Two 'crossed' polaroids A and B are placed in the path of a light-beam. In between these, a third polaroid is C is placed whose polarisation axis makes an angle `theta` with a polarisation axis of the polaroid A. If the intensity of light emerging from the polaroid a is `I_(o)` then the intensity of light emerging from polaroid B will be

To solve the problem, we will use Malus's Law, which states that when polarized light passes through a polarizer, the intensity of the transmitted light is given by: \[ I = I_0 \cos^2(\theta) \] where: - \( I_0 \) is the intensity of the incident light, - \( \theta \) is the angle between the light's polarization direction and the axis of the polarizer. ### Step-by-Step Solution: 1. **Identify the Initial Intensity**: The intensity of light emerging from polaroid A is given as \( I_0 \). 2. **Calculate the Intensity After Polaroid C**: Polaroid C is placed at an angle \( \theta \) with respect to the polarization axis of A. According to Malus's Law, the intensity of light \( I_1 \) after passing through polaroid C is: \[ I_1 = I_0 \cos^2(\theta) \] 3. **Calculate the Intensity After Polaroid B**: Polaroid B is crossed with A, meaning it is at an angle of \( 90^\circ \) to A. The angle between the light emerging from C and the axis of B is \( 90^\circ - \theta \).
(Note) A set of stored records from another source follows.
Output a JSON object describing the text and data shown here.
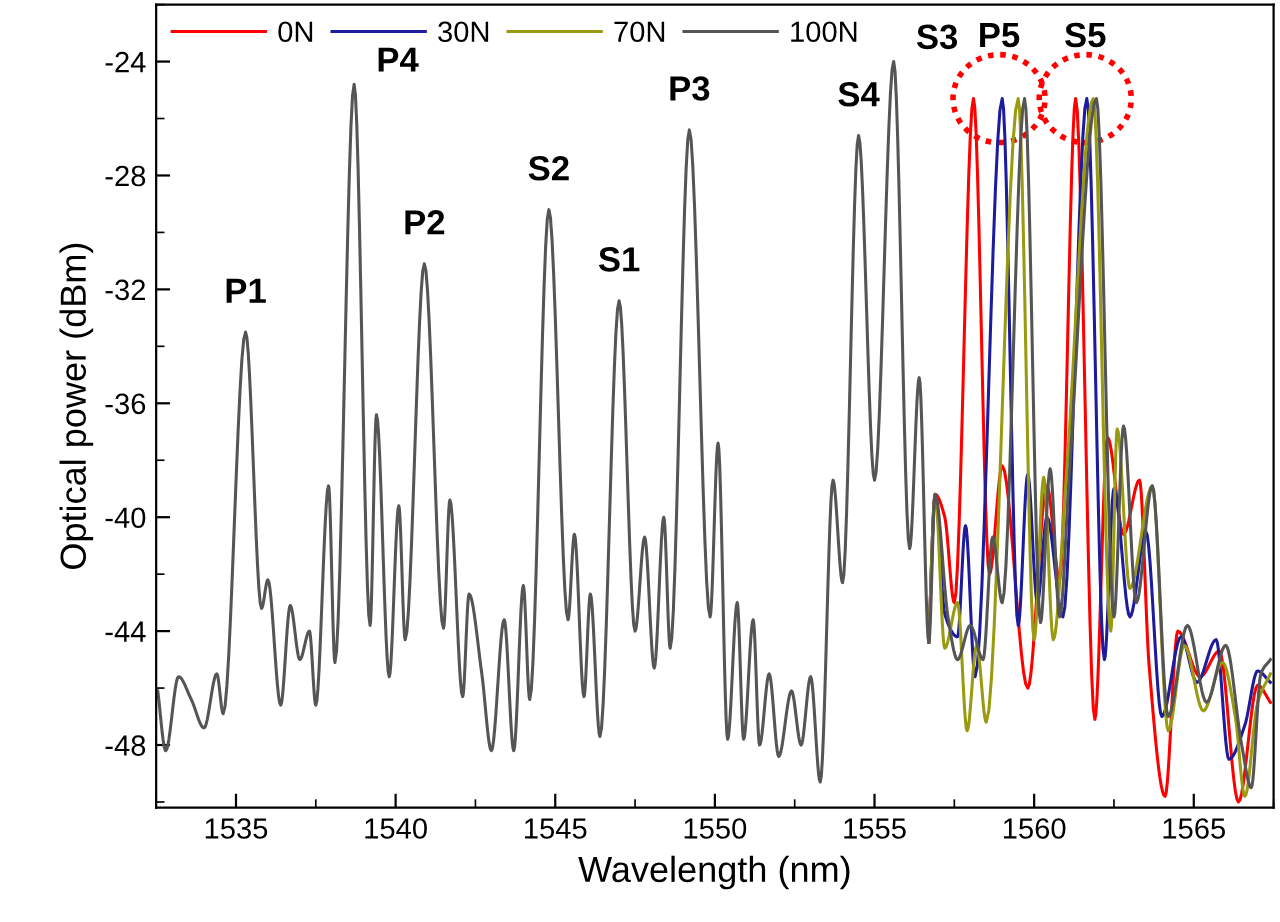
{
  "chart_data": {
    "type": "line",
    "xlabel": "Wavelength (nm)",
    "ylabel": "Optical power (dBm)",
    "xlim": [
      1532.5,
      1567.5
    ],
    "ylim": [
      -50.2,
      -22
    ],
    "xticks": [
      1535,
      1540,
      1545,
      1550,
      1555,
      1560,
      1565
    ],
    "yticks": [
      -48,
      -44,
      -40,
      -36,
      -32,
      -28,
      -24
    ],
    "grid": false,
    "legend": "top left",
    "marker": "none",
    "line_style": "solid",
    "series": [
      {
        "name": "0N",
        "color": "#ff0000",
        "x": [
          1556.7,
          1556.9,
          1557.2,
          1557.5,
          1558.1,
          1558.6,
          1559.0,
          1559.8,
          1560.4,
          1560.8,
          1561.3,
          1561.9,
          1562.3,
          1562.8,
          1563.3,
          1563.6,
          1564.1,
          1564.5,
          1565.2,
          1565.8,
          1566.4,
          1567.0,
          1567.4
        ],
        "values": [
          -44.4,
          -39.2,
          -40.0,
          -43.0,
          -25.3,
          -42.0,
          -38.2,
          -46.0,
          -38.9,
          -42.2,
          -25.3,
          -47.1,
          -37.2,
          -40.6,
          -38.7,
          -45.2,
          -49.8,
          -44.0,
          -45.6,
          -44.7,
          -50.0,
          -45.9,
          -46.5
        ]
      },
      {
        "name": "30N",
        "color": "#1c1c9c",
        "x": [
          1556.7,
          1556.9,
          1557.2,
          1557.6,
          1557.85,
          1558.15,
          1559.0,
          1559.5,
          1559.8,
          1560.1,
          1560.4,
          1560.9,
          1561.65,
          1562.2,
          1562.5,
          1563.0,
          1563.5,
          1564.0,
          1564.6,
          1565.1,
          1565.7,
          1566.1,
          1566.6,
          1567.0,
          1567.4
        ],
        "values": [
          -44.4,
          -39.2,
          -43.4,
          -44.2,
          -40.3,
          -45.6,
          -25.3,
          -43.8,
          -38.5,
          -43.0,
          -40.0,
          -43.5,
          -25.3,
          -45.0,
          -39.0,
          -43.5,
          -40.5,
          -47.0,
          -44.2,
          -45.8,
          -44.3,
          -48.5,
          -47.3,
          -45.4,
          -45.8
        ]
      },
      {
        "name": "70N",
        "color": "#9a9a10",
        "x": [
          1556.7,
          1556.9,
          1557.2,
          1557.6,
          1557.9,
          1558.2,
          1558.5,
          1559.5,
          1560.0,
          1560.3,
          1560.6,
          1561.0,
          1561.85,
          1562.4,
          1562.6,
          1563.0,
          1563.7,
          1564.2,
          1564.7,
          1565.3,
          1565.9,
          1566.3,
          1566.6,
          1567.0,
          1567.4
        ],
        "values": [
          -44.4,
          -39.2,
          -44.6,
          -43.0,
          -47.5,
          -44.5,
          -47.2,
          -25.3,
          -44.3,
          -38.6,
          -44.3,
          -38.7,
          -25.3,
          -44.0,
          -36.9,
          -42.5,
          -38.9,
          -47.5,
          -44.5,
          -46.8,
          -45.1,
          -47.0,
          -49.8,
          -46.5,
          -45.5
        ]
      },
      {
        "name": "100N",
        "color": "#555555",
        "x": [
          1532.55,
          1532.8,
          1533.2,
          1533.6,
          1534.0,
          1534.4,
          1534.6,
          1535.3,
          1535.8,
          1536.0,
          1536.4,
          1536.7,
          1537.0,
          1537.3,
          1537.5,
          1537.9,
          1538.1,
          1538.7,
          1539.2,
          1539.4,
          1539.8,
          1540.1,
          1540.3,
          1540.9,
          1541.5,
          1541.7,
          1542.1,
          1542.3,
          1542.7,
          1543.0,
          1543.4,
          1543.7,
          1544.0,
          1544.2,
          1544.8,
          1545.4,
          1545.6,
          1545.9,
          1546.1,
          1546.4,
          1547.0,
          1547.5,
          1547.8,
          1548.1,
          1548.4,
          1548.6,
          1549.2,
          1549.85,
          1550.1,
          1550.4,
          1550.7,
          1550.9,
          1551.2,
          1551.4,
          1551.7,
          1552.0,
          1552.4,
          1552.7,
          1553.0,
          1553.3,
          1553.7,
          1554.0,
          1554.5,
          1555.0,
          1555.6,
          1556.1,
          1556.4,
          1556.7,
          1556.9,
          1557.3,
          1557.6,
          1558.0,
          1558.4,
          1558.7,
          1559.0,
          1559.7,
          1560.2,
          1560.5,
          1560.8,
          1561.1,
          1561.95,
          1562.5,
          1562.8,
          1563.2,
          1563.7,
          1564.2,
          1564.8,
          1565.4,
          1566.0,
          1566.5,
          1566.8,
          1567.1,
          1567.4
        ],
        "values": [
          -46.1,
          -48.2,
          -45.6,
          -46.4,
          -47.4,
          -45.5,
          -46.9,
          -33.5,
          -43.2,
          -42.2,
          -46.6,
          -43.1,
          -45.0,
          -44.0,
          -46.6,
          -38.9,
          -45.1,
          -24.8,
          -43.8,
          -36.4,
          -45.6,
          -39.6,
          -44.3,
          -31.1,
          -43.9,
          -39.4,
          -46.3,
          -42.7,
          -45.5,
          -48.2,
          -43.6,
          -48.2,
          -42.4,
          -46.4,
          -29.2,
          -43.6,
          -40.6,
          -46.3,
          -42.7,
          -47.7,
          -32.4,
          -44.0,
          -40.7,
          -45.3,
          -40.0,
          -44.6,
          -26.4,
          -43.5,
          -37.4,
          -47.8,
          -43.0,
          -47.8,
          -43.6,
          -48.0,
          -45.5,
          -48.4,
          -46.1,
          -48.0,
          -45.6,
          -49.3,
          -38.7,
          -42.3,
          -26.6,
          -38.7,
          -24.0,
          -41.1,
          -35.1,
          -44.4,
          -39.2,
          -43.5,
          -45.0,
          -43.8,
          -45.0,
          -40.7,
          -43.0,
          -25.3,
          -43.7,
          -38.3,
          -43.5,
          -38.5,
          -25.3,
          -43.5,
          -36.8,
          -43.0,
          -38.9,
          -47.0,
          -43.8,
          -46.5,
          -44.5,
          -48.0,
          -49.5,
          -45.5,
          -45.0
        ]
      }
    ],
    "annotations": [
      {
        "text": "P1",
        "x": 1535.3,
        "y": -33.5
      },
      {
        "text": "P4",
        "x": 1538.7,
        "y": -24.8
      },
      {
        "text": "P2",
        "x": 1540.9,
        "y": -31.1
      },
      {
        "text": "S2",
        "x": 1544.8,
        "y": -29.2
      },
      {
        "text": "S1",
        "x": 1547.0,
        "y": -32.4
      },
      {
        "text": "P3",
        "x": 1549.2,
        "y": -26.4
      },
      {
        "text": "S4",
        "x": 1554.5,
        "y": -26.6
      },
      {
        "text": "S3",
        "x": 1555.6,
        "y": -24.0
      },
      {
        "text": "P5",
        "x": 1558.9,
        "y": -25.3
      },
      {
        "text": "S5",
        "x": 1561.6,
        "y": -25.3
      }
    ]
  }
}
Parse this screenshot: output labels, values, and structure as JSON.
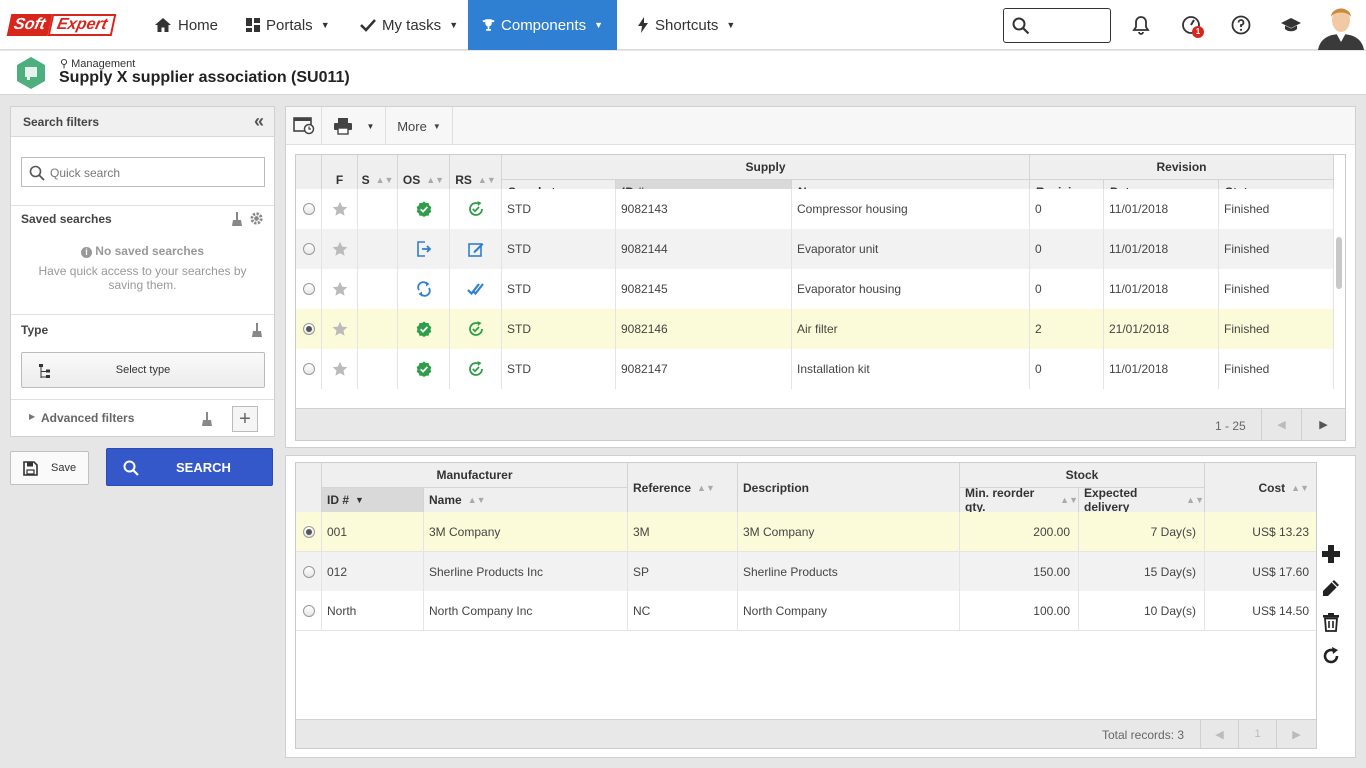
{
  "brand": {
    "part1": "Soft",
    "part2": "Expert",
    "primary": "#d9261c"
  },
  "nav": {
    "home": "Home",
    "portals": "Portals",
    "my_tasks": "My tasks",
    "components": "Components",
    "shortcuts": "Shortcuts",
    "notification_count": "1",
    "active_color": "#2f7fd2"
  },
  "header": {
    "breadcrumb": "Management",
    "title": "Supply X supplier association (SU011)"
  },
  "filters": {
    "title": "Search filters",
    "quick_search_placeholder": "Quick search",
    "saved_searches_title": "Saved searches",
    "no_saved_title": "No saved searches",
    "no_saved_text1": "Have quick access to your searches by",
    "no_saved_text2": "saving them.",
    "type_title": "Type",
    "select_type": "Select type",
    "advanced": "Advanced filters",
    "save": "Save",
    "search": "SEARCH",
    "search_color": "#3457c9"
  },
  "toolbar": {
    "more": "More"
  },
  "supply_grid": {
    "group_supply": "Supply",
    "group_revision": "Revision",
    "col_f": "F",
    "col_s": "S",
    "col_os": "OS",
    "col_rs": "RS",
    "col_supply_type": "Supply type",
    "col_id": "ID #",
    "col_name": "Name",
    "col_revision": "Revision",
    "col_date": "Date",
    "col_status": "Status",
    "rows": [
      {
        "type": "STD",
        "id": "9082143",
        "name": "Compressor housing",
        "revision": "0",
        "date": "11/01/2018",
        "status": "Finished",
        "os": "verified-icon",
        "rs": "check-cycle-icon",
        "selected": false
      },
      {
        "type": "STD",
        "id": "9082144",
        "name": "Evaporator unit",
        "revision": "0",
        "date": "11/01/2018",
        "status": "Finished",
        "os": "arrow-out-icon",
        "rs": "edit-icon",
        "selected": false
      },
      {
        "type": "STD",
        "id": "9082145",
        "name": "Evaporator housing",
        "revision": "0",
        "date": "11/01/2018",
        "status": "Finished",
        "os": "sync-icon",
        "rs": "double-check-icon",
        "selected": false
      },
      {
        "type": "STD",
        "id": "9082146",
        "name": "Air filter",
        "revision": "2",
        "date": "21/01/2018",
        "status": "Finished",
        "os": "verified-icon",
        "rs": "check-cycle-icon",
        "selected": true
      },
      {
        "type": "STD",
        "id": "9082147",
        "name": "Installation kit",
        "revision": "0",
        "date": "11/01/2018",
        "status": "Finished",
        "os": "verified-icon",
        "rs": "check-cycle-icon",
        "selected": false
      }
    ],
    "range": "1 - 25"
  },
  "manufacturer_grid": {
    "group_manufacturer": "Manufacturer",
    "group_stock": "Stock",
    "col_id": "ID #",
    "col_name": "Name",
    "col_reference": "Reference",
    "col_description": "Description",
    "col_min_reorder": "Min. reorder qty.",
    "col_expected_delivery": "Expected delivery",
    "col_cost": "Cost",
    "rows": [
      {
        "id": "001",
        "name": "3M Company",
        "reference": "3M",
        "description": "3M Company",
        "min": "200.00",
        "delivery": "7 Day(s)",
        "cost": "US$ 13.23",
        "selected": true
      },
      {
        "id": "012",
        "name": "Sherline Products Inc",
        "reference": "SP",
        "description": "Sherline Products",
        "min": "150.00",
        "delivery": "15 Day(s)",
        "cost": "US$ 17.60",
        "selected": false
      },
      {
        "id": "North",
        "name": "North Company Inc",
        "reference": "NC",
        "description": "North Company",
        "min": "100.00",
        "delivery": "10 Day(s)",
        "cost": "US$ 14.50",
        "selected": false
      }
    ],
    "total": "Total records: 3",
    "page": "1"
  },
  "colors": {
    "selected_row": "#fbfbd9",
    "alt_row": "#f2f2f2",
    "status_green": "#2e9e48",
    "status_blue": "#2f7fd2"
  }
}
Again applying Malus's Law: \[ I_2 = I_1 \cos^2(90^\circ - \theta) \] Since \( \cos(90^\circ - \theta) = \sin(\theta) \), we can rewrite this as: \[ I_2 = I_1 \sin^2(\theta) \] 4. **Substituting \( I_1 \) into the Equation**: Substitute \( I_1 \) from step 2 into the equation for \( I_2 \): \[ I_2 = (I_0 \cos^2(\theta)) \sin^2(\theta) \] 5. **Final Expression**: Thus, we have: \[ I_2 = I_0 \cos^2(\theta) \sin^2(\theta) \] We can use the identity \( \sin(2\theta) = 2 \sin(\theta) \cos(\theta) \) to express this in a different form: \[ I_2 = \frac{I_0}{4} \sin^2(2\theta) \] ### Final Result: The intensity of light emerging from polaroid B is: \[ I_2 = \frac{I_0}{4} \sin^2(2\theta) \]